I noticed that my InterWorx control panel no longer lets me use a weak password for my email accounts, even when I change the password of an existing email account that already employs what is considered to be a weak password. Instead, it is requiring me to use what InterWorx detects is a “strong” password, but its opinion of “strong” doesn’t fit the norm used by other password strength detection algorithms found around the web.
Thus, I do not like this. Is there a way to disable it, or alternately to work around the limitation by changing the passwords via command line? If so, how do I go about doing either of these? I’d prefer the former rather than the latter, but I digress.

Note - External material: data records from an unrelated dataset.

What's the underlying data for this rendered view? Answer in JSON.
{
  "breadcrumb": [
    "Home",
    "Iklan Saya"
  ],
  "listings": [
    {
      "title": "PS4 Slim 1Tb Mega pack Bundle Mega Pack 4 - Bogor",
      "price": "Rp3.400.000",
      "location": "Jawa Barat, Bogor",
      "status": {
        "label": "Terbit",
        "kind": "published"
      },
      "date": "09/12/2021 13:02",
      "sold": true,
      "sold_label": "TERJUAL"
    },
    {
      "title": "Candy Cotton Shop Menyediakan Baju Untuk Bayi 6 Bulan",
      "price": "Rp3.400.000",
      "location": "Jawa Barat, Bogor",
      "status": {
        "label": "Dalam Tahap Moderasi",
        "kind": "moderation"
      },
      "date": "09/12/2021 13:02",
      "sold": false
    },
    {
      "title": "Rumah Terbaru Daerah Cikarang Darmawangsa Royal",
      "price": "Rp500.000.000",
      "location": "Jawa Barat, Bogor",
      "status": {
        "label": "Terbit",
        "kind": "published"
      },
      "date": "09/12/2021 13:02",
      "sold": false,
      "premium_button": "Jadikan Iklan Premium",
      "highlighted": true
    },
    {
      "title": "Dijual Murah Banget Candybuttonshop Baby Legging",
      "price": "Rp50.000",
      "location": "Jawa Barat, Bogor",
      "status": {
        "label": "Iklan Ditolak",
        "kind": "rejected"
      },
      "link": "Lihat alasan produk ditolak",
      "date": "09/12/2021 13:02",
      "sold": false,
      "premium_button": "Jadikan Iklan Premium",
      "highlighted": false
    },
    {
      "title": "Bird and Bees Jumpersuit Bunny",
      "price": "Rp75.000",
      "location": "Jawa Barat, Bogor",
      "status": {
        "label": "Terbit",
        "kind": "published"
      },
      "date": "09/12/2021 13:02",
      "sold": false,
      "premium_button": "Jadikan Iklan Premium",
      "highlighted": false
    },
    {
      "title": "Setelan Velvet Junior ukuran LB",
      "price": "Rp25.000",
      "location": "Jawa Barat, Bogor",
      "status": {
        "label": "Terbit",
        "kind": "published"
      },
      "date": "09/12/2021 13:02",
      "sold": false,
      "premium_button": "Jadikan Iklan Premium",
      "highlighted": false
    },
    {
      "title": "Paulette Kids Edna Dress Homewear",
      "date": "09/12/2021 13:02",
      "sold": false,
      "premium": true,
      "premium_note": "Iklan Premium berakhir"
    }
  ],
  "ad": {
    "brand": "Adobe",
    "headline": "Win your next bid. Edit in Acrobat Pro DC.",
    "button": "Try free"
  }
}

Anything is better than being stuck having to use what InterWorx feels is a strong password.
Unfortunately, it seems as though InterWorx interpretation of a strong password is a “long” password, rather than a password that mixes case or uses numbers or symbols, as most strong password detection systems employ around the web.
Google implements a minimum 8-character password, and if your password has 8 lowercase letters it’s considered “WEAK”. Add a capital letter or a number and it’s usually “GOOD” though can be just “FAIR” (but still acceptable) if those letters and numbers are close together on the keyboard. Add both a capital letter and a number, or add a symbol to an otherwise lowercase password, and usually the password will come out as “STRONG”. There’s more to it than that, of course, but this sort of basic algorithm is expected these days, not the requirement of a ridiculously long password that’s often a pain to type when accessing email from mobile devices when passwords aren’t saved.
According to Google’s schemes, the 8-character password format that I’ve been using for my email accounts are indeed considered “STRONG” (though it’s actually just 7 lowercase letters and a number). Google is even said to have an API for use of their algorithm on other sites. Perhaps you might consider implementing it? http://www.codeproject.com/Articles/19245/Google-Password-Strength-API
If you’re going to require a strong password, at least consider implementing a strong password detection algorithm that lets 8 character passwords through so long as they have at least one number or special character. The current InterWorx strength scheme just doesn’t bode well for me. It is a rather annoying limitation.
Thanks for your response and consideration to improve the intelligence of the current algorithm in future InterWorx updates!